Zum Inhalt der Entscheidung: In Bußgeldangelegenheiten, die mit einer Punkteeintragung im Verkehrszentralregister verbunden sind, kann nicht isoliert von der Punkteeintragung abgesehen werden.

Oberlandesgericht Hamm

Beschluss vom 27.11.2008

2 Ss OWi 803/08

Aus den Gründen

I.

Das Amtsgericht Recklinghausen hat den Betroffenen wegen fahrlässiger Überschreitung der zulässigen Höchstgeschwindigkeit zu einer Geldbuße von 100,- € verurteilt und darüber hinaus festgesetzt, dass der Punkt im Verkehrszentralregister entfällt.

Das Amtsgericht hat hierzu folgende Feststellungen getroffen und die Rechtsfolge wie folgt begründet:

„Der Betroffene ist bislang verkehrsrechtlich nicht in Erscheinung getreten, insoweit wird auf die Auskunft des Kraftfahrt-Bundesamtes vom 14.04.2008 verwiesen.

Am 18.07.2007 erließ der Landrat des Kreises (…) einen Bußgeldbescheid gegen den Betroffenen.

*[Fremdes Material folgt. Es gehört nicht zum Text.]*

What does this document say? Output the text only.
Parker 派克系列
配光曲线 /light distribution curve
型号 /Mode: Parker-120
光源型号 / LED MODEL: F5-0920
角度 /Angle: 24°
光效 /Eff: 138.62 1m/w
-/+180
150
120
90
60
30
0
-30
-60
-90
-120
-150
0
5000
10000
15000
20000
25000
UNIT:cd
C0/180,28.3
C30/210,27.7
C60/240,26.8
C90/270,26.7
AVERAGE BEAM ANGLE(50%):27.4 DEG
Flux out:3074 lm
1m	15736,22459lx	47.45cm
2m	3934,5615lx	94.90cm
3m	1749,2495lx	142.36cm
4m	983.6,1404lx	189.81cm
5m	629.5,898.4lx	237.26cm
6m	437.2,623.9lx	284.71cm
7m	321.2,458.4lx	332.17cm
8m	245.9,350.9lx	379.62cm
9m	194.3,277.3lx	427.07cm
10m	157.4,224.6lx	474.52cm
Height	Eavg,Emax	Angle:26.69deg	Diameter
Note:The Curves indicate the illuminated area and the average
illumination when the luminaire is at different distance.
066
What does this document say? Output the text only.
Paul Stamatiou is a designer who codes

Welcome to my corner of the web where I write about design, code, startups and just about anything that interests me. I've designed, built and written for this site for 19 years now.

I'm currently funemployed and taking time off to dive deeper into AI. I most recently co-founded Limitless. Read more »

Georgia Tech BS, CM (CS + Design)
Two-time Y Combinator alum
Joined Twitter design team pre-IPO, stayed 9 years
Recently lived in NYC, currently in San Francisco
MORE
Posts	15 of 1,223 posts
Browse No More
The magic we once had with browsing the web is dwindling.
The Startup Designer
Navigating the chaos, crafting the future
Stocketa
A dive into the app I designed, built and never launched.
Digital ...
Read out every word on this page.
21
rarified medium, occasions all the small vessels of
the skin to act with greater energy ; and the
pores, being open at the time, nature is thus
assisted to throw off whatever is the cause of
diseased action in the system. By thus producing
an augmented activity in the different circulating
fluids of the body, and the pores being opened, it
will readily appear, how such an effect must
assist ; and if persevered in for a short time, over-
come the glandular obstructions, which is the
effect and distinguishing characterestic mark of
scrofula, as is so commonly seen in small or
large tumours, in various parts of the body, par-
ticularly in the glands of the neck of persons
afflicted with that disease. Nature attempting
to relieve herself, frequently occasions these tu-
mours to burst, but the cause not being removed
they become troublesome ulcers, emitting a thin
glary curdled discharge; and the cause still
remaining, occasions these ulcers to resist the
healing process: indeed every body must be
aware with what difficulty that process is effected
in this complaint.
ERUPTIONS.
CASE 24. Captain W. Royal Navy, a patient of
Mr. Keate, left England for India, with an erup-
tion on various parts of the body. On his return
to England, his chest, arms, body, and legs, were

Dem Betroffenen wurde zur Last gelegt, am (…) in (…)  die (…) mit dem Pkw (…) befahren zu haben und dabei die zulässige Höchstgeschwindigkeit innerhalb geschlossener Ortschaften um 23 km/h überschritten zu haben, § 3 Abs. 3, 49 StVO, 24 StVG. Gegen den Betroffenen wurde ein Bußgeld in Höhe von 50,- Euro festgesetzt sowie 1 Punkt.

Der Betroffene wandte sich nicht gegen das Messergebnis.

Das Gericht verdoppelte die Geldbuße auf einen Betrag in Höhe von 100,- Euro und ließ den Punkt, der ansonsten beim Kraftfahrt-Bundesamt einzutragen gewesen wäre entfallen.

Das Gericht hat dabei die Grundsätze der Festsetzung einer Geldbuße in Verbindung mit einem Fahrverbot (Bußgeldkatalog-Verordnung-BKatV) in analoger Anwendung zugrunde gelegt.

Bezüglich der Festsetzung von Punkten besteht nach Ansicht des Gerichts insofern eine planwidrige Regelungslücke, die im Gesetz keine Stütze findet.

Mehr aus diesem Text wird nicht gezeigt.